I wonder if the decimals in the data points have something to do with the accuracy of my results. See the picture below:
So the question is: Is this caused by the data or is there something wrong in the optimization procedure...
Do you use format function inside your script? It looks like you used somewhere format rat.
You can always use matlab eps function, that returns precision that is used inside matlab. The absolute value of -1/18014398509481984 is smaller that this, according to my Matlab R2014B:
format long
a = abs(-1/18014398509481984)
b = eps
a < b
This basically means that the result is zero (but matlab stopped calculations because according to eps value, the result was just fine).
Otherwise you can just use format long inside your script before the calculation.
Edit
I see inv function inside your code, try replacing it with \ operator (mldivide). The results from it will be more accurate as it uses Gaussian elimination, without forming the inverse.
The inv documentation states:
In practice, it is seldom necessary to form the explicit inverse of a
matrix. A frequent misuse of inv arises when solving the system of
linear equations Ax = b. One way to solve this is with x = inv(A)*b.

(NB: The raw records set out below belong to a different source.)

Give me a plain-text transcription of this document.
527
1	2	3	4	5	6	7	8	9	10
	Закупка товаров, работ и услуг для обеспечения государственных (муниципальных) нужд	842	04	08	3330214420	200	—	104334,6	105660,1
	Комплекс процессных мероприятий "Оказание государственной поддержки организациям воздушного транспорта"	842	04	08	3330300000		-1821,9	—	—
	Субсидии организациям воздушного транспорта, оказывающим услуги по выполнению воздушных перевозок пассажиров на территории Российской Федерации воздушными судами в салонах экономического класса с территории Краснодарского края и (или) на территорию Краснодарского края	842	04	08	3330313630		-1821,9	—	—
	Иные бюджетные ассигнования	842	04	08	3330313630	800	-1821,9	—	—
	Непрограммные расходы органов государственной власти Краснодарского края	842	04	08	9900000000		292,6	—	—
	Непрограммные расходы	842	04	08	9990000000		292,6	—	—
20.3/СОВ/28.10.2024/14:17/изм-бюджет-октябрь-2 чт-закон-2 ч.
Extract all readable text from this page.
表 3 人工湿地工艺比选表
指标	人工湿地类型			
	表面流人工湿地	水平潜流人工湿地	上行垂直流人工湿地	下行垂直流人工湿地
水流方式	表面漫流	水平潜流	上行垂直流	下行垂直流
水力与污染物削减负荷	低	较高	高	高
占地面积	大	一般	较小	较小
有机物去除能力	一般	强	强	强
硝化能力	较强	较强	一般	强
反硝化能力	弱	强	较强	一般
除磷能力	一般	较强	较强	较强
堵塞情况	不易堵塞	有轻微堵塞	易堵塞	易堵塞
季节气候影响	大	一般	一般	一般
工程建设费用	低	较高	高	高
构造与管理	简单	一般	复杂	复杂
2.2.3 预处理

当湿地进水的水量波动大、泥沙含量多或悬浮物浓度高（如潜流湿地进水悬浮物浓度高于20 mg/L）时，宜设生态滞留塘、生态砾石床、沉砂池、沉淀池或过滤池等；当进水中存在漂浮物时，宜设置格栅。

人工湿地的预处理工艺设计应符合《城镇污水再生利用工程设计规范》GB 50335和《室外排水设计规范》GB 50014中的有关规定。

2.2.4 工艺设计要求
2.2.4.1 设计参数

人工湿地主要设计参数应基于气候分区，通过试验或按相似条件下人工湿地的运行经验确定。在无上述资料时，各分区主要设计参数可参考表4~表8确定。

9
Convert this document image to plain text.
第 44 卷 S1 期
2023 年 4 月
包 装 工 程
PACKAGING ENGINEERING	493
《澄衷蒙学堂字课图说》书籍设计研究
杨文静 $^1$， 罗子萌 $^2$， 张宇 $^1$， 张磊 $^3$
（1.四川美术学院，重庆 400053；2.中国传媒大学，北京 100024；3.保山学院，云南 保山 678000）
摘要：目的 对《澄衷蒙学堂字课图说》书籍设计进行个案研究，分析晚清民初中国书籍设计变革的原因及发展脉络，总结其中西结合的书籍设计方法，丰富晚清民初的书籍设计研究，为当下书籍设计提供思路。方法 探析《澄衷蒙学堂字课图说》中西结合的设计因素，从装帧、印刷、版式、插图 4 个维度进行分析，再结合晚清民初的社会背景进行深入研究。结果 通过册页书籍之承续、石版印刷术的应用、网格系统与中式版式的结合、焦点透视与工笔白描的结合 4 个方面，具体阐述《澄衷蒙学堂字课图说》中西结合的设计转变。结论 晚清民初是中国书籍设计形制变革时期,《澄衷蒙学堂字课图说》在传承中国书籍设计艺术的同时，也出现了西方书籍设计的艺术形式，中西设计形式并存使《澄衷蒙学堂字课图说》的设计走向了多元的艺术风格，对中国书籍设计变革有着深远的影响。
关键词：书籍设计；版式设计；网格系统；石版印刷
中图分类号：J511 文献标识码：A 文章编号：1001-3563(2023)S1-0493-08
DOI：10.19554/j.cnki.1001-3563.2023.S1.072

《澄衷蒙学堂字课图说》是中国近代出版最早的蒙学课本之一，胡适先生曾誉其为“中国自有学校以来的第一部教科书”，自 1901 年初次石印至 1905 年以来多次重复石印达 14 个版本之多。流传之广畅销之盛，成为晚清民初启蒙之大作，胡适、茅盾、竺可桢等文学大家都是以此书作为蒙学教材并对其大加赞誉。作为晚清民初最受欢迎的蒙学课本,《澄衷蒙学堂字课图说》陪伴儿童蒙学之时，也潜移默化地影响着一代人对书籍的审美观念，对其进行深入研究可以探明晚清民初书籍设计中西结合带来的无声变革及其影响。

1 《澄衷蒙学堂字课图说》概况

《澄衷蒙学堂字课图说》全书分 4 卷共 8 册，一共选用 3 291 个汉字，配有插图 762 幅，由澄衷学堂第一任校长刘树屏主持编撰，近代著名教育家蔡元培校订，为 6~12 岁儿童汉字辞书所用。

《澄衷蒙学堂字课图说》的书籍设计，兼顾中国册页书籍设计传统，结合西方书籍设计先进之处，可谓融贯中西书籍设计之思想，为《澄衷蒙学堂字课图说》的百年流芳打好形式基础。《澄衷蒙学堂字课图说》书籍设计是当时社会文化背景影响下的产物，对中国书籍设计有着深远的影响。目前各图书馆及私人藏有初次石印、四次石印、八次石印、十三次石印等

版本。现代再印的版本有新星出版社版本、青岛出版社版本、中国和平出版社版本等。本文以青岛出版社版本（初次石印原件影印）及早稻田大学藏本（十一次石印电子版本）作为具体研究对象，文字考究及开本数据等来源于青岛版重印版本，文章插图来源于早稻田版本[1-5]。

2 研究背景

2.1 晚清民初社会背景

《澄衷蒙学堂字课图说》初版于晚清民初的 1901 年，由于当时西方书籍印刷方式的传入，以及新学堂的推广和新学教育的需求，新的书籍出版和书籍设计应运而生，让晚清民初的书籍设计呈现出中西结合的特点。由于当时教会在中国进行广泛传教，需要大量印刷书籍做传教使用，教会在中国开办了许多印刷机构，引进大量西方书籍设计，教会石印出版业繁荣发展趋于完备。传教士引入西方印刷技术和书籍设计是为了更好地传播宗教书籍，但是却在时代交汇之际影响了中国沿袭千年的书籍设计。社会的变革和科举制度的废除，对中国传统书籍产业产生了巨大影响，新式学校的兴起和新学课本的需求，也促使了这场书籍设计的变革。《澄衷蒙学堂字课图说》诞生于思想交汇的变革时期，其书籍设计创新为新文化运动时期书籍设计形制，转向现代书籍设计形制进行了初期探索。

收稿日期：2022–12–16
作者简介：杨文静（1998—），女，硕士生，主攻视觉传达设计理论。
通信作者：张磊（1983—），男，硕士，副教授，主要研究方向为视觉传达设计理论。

A
better way, from both an execution time and numerical accuracy
standpoint, is to use the matrix division operator x = A\b. This
produces the solution using Gaussian elimination, without forming the
inverse.
With the provided code, this is how I tested:
I added a break-point on the following code:
if Aq*x ~= 0
disp('ACTIVE SET CONSTRAINTS Aq :')
Aq
disp('CURRENT SOLUTION x :')
x
disp('MULTIPLICATION OF Aq and x')
Aq*x
end
When the if branch was taken, I typed at console:
K>> format rat; disp(x);
12/65
28/65
32/65
8/65
K>> disp(x == [12/65; 28/65; 32/65; 8/65]);
0
1
0
0
K>> format('long'); disp(max(abs(x - [12/65; 28/65; 32/65; 8/65])));
1.387778780781446e-17
K>> disp(eps(8/65));
1.387778780781446e-17
This suggests that this is a displaying problem: the format rat deliberately uses small integers for expressing the value, on the expense of precision. Apparently, the true value of x(4) is the next one to 8/65 than can be possibly put in double format.
So, this begs the question: are you sure that numeric convergence depends on flipping the least significant bit in a double precision value?